Tuesday, June 5, 2012

The Really Good News Hidden in the Philadelphia Fed Report

By David Berman

The Philadelphia Fed index rose only slightly higher than the consensus expectation among economists on Thursday – but economists sounded uncharacteristically upbeat about this latest reading on U.S. regional manufacturing activity, and investors are driving stocks higher. The headline reading was 17.6%, versus an expectation of 17 and above the 15.2 reading in January.

But economists pointed out that the underlying details that made up the headline number were – in one economist’s words – “spectacular.” In particular, the orders index jumped 20 points, suggesting a big uptick in demand for manufactured goods.

Here are a few responses to the survey:

Goldman Sachs: “In contrast to the Empire survey results reported by the New York Fed for New York State earlier this week, the details of the Philadelphia Fed’s survey supported – in fact, outran – the increase in the headline index.”

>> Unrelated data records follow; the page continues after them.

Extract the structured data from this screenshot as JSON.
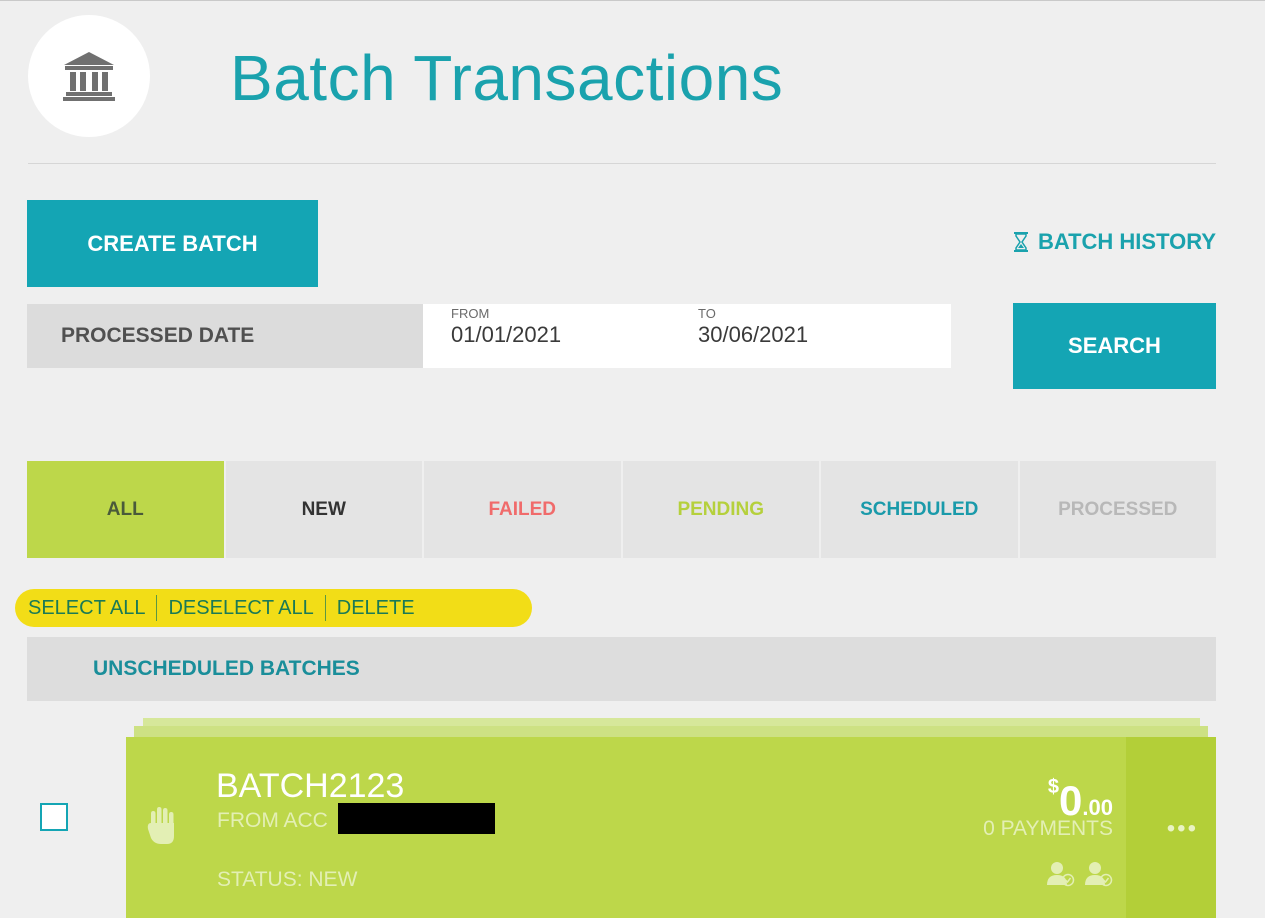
{
  "header": {
    "title": "Batch Transactions",
    "logo_icon": "bank-building-icon"
  },
  "actions": {
    "create_batch_label": "CREATE BATCH",
    "batch_history_label": "BATCH HISTORY",
    "batch_history_icon": "hourglass-icon"
  },
  "filter": {
    "label": "PROCESSED DATE",
    "from_caption": "FROM",
    "from_value": "01/01/2021",
    "to_caption": "TO",
    "to_value": "30/06/2021",
    "search_label": "SEARCH"
  },
  "tabs": [
    {
      "label": "ALL",
      "color": "#4a5a3a",
      "active": true
    },
    {
      "label": "NEW",
      "color": "#333333",
      "active": false
    },
    {
      "label": "FAILED",
      "color": "#f06b6b",
      "active": false
    },
    {
      "label": "PENDING",
      "color": "#b5d03c",
      "active": false
    },
    {
      "label": "SCHEDULED",
      "color": "#1a9aaa",
      "active": false
    },
    {
      "label": "PROCESSED",
      "color": "#b8b8b8",
      "active": false
    }
  ],
  "bulk": {
    "select_all": "SELECT ALL",
    "deselect_all": "DESELECT ALL",
    "delete": "DELETE"
  },
  "group": {
    "title": "UNSCHEDULED BATCHES"
  },
  "batch": {
    "name": "BATCH2123",
    "from_account": "FROM ACC",
    "status": "STATUS: NEW",
    "amount_currency": "$",
    "amount_main": "0",
    "amount_cents": ".00",
    "payments": "0 PAYMENTS",
    "hold_icon": "hand-icon",
    "approver_icons": [
      "approver-icon",
      "approver-icon"
    ],
    "more_icon": "more-options-icon"
  },
  "colors": {
    "accent": "#14a5b4",
    "title": "#1aa2ad",
    "active_tab": "#bdd74a",
    "card": "#bdd74a",
    "highlight": "#f2dd17"
  }
}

Ian Shepherdson, chief U.S. economist, High Frequency Economics: “The modest rise in the headline index is less interesting than the subindexes, where new orders jumped to 22.7 – the highest since September 04 – from 3.2. Orders are volatile but this is a spectacular increase. It does not necessarily signal a further rise in ISM manuf orders, however, because the Philly number has been undershooting relative to the long-run picture; this could be just a catch-up.”

Jennifer Lee, senior economist, BMO Nesbitt Burns: “Although it doesn’t always appear that way, the U.S. economic recovery bravely forges onward…stumbling at times, but it is moving forward.”